Has Berkshire Healthcare given a date for when referrals will reopen?
No. The trust has stated that the service will reopen for new referrals once it is safe, stable, and sustainable to do so, but has not provided a specific date. The pause will be reviewed as the service redesign progresses. It is worth monitoring the Berkshire Healthcare website and speaking to your GP for updates.
I submitted a referral before 1 December 2025. Am I still on the list?
Yes. All referrals submitted before 1 December 2025 will be processed. You remain on the waiting list and do not need to take any action.
I am already on ADHD medication. Will my care be affected?
If you are currently on ADHD medication and under the care of the Berkshire adult ADHD team, your care continues as normal. The trust has prioritised medication reviews during the pause to ensure patient safety.
Is Right to Choose still available for ADHD assessment in Berkshire?
The availability of Right to Choose varies and has been subject to changes across multiple areas of England. Speak to your GP about whether Right to Choose is currently available as an option in your area, and ask them to check which providers are currently accepting NHS referrals.
Can I get support from my GP while waiting?
Yes. Your GP can offer advice, discuss your symptoms, address co-occurring conditions, and provide information about community and online resources that may help while you wait. They cannot carry out a formal ADHD assessment or prescribe ADHD-specific medication without specialist input, but they can provide meaningful interim support.
Why are ADHD medication shortages making the situation worse?
National shortages of certain ADHD medications mean that patients already on medication require more intensive clinical management to ensure their treatment remains safe and appropriate. This diverts clinical time and capacity away from new assessments, adding to the backlog and compounding the pressure on already stretched services.
Are other NHS trusts in England facing similar problems?
Yes. Berkshire has been particularly transparent, but the pressures it describes are not unique. Many NHS adult ADHD services across England are experiencing significant strain, with long waiting lists, capacity constraints, and in some cases restrictions on Right to Choose referrals. The scale and visibility of the problem varies by area, but the underlying drivers are national.
The pause in adult ADHD referrals at Berkshire Healthcare NHS Foundation Trust is a significant and concerning development.

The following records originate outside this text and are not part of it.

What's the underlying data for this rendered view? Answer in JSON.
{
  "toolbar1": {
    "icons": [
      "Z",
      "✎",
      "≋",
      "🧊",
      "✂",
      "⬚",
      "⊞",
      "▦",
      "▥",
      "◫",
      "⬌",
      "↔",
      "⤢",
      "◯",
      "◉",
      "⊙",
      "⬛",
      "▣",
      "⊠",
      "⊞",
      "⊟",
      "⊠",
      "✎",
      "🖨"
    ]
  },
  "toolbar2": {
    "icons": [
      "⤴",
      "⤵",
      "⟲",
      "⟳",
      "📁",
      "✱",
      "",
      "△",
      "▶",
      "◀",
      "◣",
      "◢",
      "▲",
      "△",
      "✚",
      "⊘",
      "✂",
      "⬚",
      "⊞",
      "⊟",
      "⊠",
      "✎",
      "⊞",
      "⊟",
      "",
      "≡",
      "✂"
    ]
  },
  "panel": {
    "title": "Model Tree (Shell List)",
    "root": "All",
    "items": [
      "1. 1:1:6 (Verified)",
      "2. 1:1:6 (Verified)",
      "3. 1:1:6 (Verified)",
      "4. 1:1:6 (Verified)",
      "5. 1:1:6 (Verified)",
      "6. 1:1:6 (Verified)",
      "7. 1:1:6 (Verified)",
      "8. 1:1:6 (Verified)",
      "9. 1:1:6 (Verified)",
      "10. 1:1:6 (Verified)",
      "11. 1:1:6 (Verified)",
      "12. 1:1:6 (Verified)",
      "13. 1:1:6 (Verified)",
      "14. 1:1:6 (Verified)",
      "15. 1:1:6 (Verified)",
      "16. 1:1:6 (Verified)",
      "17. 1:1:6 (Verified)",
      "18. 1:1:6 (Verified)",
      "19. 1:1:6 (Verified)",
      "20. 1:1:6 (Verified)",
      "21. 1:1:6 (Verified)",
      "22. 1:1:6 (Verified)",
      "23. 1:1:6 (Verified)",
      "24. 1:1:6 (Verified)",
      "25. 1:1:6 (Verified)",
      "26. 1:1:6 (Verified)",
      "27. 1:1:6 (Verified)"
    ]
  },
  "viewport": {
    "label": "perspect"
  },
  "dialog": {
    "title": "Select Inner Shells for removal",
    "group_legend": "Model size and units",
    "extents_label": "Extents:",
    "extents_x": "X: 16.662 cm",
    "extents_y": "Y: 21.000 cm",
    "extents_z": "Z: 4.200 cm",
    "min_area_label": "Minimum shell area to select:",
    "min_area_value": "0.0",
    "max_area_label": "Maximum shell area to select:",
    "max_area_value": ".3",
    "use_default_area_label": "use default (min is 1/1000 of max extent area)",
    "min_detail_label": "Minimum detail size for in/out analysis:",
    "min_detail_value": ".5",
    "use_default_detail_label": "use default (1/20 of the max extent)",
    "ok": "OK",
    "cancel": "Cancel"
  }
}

But it is also a window into a national problem that has been building for years and affects patients far beyond the borders of Berkshire.
For individuals affected by this pause, the most important message is this: do not disengage. Keep speaking to your GP. Explore every available option, including Right to Choose where it remains accessible and private assessment where it is financially possible. Access interim support and document your symptoms carefully.
For policymakers and commissioners, the message is equally clear. What has happened in Berkshire is not an anomaly. It is the visible tip of a much larger problem in ADHD service provision across England. Addressing it will require meaningful investment in specialist capacity, improvements in GP training, secure medication supply chains, and a commissioning framework that reflects the actual scale of ADHD in the population.
The people on these waiting lists are not statistics. They are adults whose daily lives are being significantly affected by a condition that responds well to timely diagnosis and appropriate support. They deserve better than the system is currently able to offer them.
Medical Disclaimer
This article is for educational and informational purposes only. It does not constitute medical advice. NHS policies, waiting times, and referral pathways are subject to change. If you have concerns about ADHD symptoms, please speak with your GP. Information in this article was accurate as of the date of publication but may have changed since.